We have a basic structure to our rituals, so most of our effort is spent figuring out what the intention will be, because intention is everything. Then we craft a Sacred Question, based on that intention, that each of us must answer during the ritual.
Samhain by its very nature carries themes of Death and the beginning of the Dark season of the year. So we were murking around in deep and serious thoughts about honoring the Dead, what Death means to us, and how we would survive, dead and empty, like Inanna on her hook, when one of our bright young newcomers popped the question: "What is the best thing about Death?" It was bold. It was direct. It was entirely novel and even positive. We decided to use it.
The temple was dark with only the central candle and four directional candles on the altar for illumination. After we invoked the Goddess and blessed the athames, we sat around the altar to answer the Sacred Question. Several women said the best thing about Death was the ending of things - like illness, aches and pains, cares and worries, debts, and the like. Others took a different tack and they spoke about being free of the body and its limitations, free to wander and explore. Yet others spoke of transformation or new beginnings.
For me, Samhain is never a new beginning. It is a death, a little death that foreshadows my final death. It is an ending with no beginning, no future in sight. There is nothing to transform unless it is the transformation of something into nothing. It is a step into the Void - into my complete dissolution.
I like that. That is one of the best things about Samhain. I leave behind all my mistakes and my successes, my blunders and my achievements, the guidelines by which I operated over the last year, and I completely empty myself. All those things around my house that have bugged me or gotten in my way during the year I toss out or finally fix. All those clothes that I have not worn in twelve months or more go back to the recycling store. All the assumptions, enmities, infatuations, and energy investments of my past year are up for scrutiny and not a few of them are discarded.
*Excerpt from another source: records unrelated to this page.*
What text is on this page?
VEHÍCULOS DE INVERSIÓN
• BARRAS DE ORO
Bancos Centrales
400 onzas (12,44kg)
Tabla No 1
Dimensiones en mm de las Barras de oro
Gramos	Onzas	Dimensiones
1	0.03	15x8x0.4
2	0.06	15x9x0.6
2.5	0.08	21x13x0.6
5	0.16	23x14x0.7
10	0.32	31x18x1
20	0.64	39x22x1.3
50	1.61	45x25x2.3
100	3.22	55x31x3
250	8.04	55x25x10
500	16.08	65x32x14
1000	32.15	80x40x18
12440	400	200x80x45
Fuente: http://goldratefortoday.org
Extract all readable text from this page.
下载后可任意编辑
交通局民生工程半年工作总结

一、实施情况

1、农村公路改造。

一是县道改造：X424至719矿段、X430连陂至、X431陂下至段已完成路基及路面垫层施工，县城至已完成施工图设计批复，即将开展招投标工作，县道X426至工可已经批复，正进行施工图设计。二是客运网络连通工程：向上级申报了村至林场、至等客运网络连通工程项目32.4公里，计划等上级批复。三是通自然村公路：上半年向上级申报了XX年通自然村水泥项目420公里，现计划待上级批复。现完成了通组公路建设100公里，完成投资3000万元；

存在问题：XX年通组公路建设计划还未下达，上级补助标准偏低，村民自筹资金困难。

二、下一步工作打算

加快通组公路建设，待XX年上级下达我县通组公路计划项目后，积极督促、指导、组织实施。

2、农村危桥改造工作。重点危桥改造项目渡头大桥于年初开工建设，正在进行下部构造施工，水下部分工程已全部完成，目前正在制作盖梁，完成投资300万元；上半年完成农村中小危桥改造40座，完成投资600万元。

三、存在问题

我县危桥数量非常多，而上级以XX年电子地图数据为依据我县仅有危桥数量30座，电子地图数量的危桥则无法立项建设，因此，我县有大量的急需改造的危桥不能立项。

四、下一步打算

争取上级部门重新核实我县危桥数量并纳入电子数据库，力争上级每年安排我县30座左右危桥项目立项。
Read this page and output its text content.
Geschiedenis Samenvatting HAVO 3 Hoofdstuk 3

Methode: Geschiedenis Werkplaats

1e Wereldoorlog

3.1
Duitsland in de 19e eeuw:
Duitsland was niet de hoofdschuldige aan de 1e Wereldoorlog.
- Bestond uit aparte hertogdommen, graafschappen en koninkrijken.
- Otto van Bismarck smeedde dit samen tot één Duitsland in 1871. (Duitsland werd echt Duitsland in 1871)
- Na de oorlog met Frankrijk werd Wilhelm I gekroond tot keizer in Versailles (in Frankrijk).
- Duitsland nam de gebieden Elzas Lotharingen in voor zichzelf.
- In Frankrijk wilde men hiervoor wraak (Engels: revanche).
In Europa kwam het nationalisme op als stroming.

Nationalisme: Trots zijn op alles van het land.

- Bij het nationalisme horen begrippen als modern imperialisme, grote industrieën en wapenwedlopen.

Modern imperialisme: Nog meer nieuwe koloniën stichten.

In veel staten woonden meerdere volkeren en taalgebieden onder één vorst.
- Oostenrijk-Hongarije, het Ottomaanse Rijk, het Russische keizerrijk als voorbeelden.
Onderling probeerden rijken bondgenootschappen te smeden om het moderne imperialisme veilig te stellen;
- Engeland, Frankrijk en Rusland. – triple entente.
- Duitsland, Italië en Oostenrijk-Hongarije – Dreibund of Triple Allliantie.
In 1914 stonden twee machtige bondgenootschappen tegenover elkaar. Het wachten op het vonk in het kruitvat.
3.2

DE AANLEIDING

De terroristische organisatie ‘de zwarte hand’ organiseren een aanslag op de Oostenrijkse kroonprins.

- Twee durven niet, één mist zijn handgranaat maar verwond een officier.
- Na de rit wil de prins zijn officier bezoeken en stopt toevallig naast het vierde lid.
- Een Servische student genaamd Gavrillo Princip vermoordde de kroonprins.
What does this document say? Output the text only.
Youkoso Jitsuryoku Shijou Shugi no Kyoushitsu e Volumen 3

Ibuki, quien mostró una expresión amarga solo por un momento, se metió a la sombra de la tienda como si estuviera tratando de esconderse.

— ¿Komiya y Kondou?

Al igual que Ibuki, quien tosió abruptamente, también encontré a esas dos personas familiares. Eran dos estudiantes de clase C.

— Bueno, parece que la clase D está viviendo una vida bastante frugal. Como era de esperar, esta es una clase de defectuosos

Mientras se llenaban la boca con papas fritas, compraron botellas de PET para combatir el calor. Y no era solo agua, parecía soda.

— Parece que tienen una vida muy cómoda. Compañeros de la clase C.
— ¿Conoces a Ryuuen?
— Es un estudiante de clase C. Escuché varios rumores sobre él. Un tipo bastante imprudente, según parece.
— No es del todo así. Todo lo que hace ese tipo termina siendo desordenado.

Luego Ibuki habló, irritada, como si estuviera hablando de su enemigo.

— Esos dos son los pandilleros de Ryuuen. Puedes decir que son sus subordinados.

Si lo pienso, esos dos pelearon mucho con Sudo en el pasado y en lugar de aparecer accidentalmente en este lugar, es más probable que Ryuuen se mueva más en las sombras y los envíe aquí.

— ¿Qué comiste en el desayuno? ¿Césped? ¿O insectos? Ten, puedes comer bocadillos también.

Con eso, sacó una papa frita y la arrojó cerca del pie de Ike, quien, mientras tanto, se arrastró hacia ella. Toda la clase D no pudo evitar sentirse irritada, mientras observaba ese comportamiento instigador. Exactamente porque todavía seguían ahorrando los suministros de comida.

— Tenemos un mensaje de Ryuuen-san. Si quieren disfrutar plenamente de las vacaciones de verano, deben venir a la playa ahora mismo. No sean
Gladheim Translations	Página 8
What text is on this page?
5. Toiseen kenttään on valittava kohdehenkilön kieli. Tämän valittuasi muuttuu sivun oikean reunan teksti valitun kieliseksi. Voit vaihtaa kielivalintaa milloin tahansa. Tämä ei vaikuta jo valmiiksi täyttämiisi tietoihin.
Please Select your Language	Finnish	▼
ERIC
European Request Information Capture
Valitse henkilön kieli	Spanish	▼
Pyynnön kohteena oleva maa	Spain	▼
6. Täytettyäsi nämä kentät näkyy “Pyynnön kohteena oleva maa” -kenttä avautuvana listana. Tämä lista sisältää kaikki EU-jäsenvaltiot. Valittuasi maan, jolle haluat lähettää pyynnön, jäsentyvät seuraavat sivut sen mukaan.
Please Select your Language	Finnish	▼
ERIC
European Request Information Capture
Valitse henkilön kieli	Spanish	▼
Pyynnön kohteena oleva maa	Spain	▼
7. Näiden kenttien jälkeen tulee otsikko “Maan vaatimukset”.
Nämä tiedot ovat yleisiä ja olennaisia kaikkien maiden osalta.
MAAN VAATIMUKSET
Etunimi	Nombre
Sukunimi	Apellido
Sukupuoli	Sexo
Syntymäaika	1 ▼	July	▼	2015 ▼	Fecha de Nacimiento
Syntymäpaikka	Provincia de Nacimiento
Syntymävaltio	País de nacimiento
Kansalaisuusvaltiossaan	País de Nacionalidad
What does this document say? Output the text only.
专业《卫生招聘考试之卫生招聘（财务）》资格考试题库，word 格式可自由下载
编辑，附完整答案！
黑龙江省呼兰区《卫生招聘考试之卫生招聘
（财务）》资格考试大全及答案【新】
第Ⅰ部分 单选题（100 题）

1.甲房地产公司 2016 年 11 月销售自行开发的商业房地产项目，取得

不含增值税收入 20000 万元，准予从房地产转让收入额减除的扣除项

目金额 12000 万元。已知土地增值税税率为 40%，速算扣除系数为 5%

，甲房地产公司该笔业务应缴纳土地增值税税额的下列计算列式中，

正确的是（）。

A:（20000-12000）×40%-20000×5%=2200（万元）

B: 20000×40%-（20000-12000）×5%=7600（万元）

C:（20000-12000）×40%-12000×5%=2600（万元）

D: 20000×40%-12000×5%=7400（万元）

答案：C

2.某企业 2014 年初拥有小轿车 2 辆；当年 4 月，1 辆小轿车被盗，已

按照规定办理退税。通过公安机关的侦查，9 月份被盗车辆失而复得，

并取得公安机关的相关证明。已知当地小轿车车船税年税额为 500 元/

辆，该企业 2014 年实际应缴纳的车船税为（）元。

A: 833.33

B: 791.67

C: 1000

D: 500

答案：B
Samhain, the little death, is a rich cleansing and invigorating and unburdening experience. It is an opportunity to wipe the slate clean... and then perhaps even to throw away the slate!
This is not what some call their "dark time of the soul" in which they find no meaning or purpose to Life and struggle with what is real and what is not. Usually the only people who talk about dark times of their souls are those who have emerged on the other side and have found a new future. The little death of which I speak does not have an exit. Nor is this nihilistic - the total denial of the reality of experience.
Quite the contrary, the little death is a very highly charged experience. It is energizing to be unburdened. That energy is doubled and tripled if no new burdens are placed upon it like hopes and dreams or wishes for the future. Why limit the future like that? Why not instead enter the Dark Time on its own terms as if it were the last time, the Void, the big Death?
In our circle we stay in the dark and void until Candlemas, honoring the dark and its gifts as much as we honor the other seasons of the year. That's what I find to be the best thing about Samhain's "little death."
But what is the best thing about the big Death? There are those who believe in a life after Death. They may believe in an afterlife, a Summerland, or in some form of reincarnation, but I find it much more exciting to see the end as THE END. That is my answer to the question. It is its finality. Instead of stepping through a door, going to a "better place," or achieving some kind of reward or punishment for the kind of life I have lived, the finality of Death tells me there is nothing beyond my physical demise. There is no reward or better place or white shores and a swift sunrise. There is nothing to which to look forward. Rather, the finality of Death forces me to turn around. It forces me to look backward from its standpoint, to see with its clarity, what remains of my Life.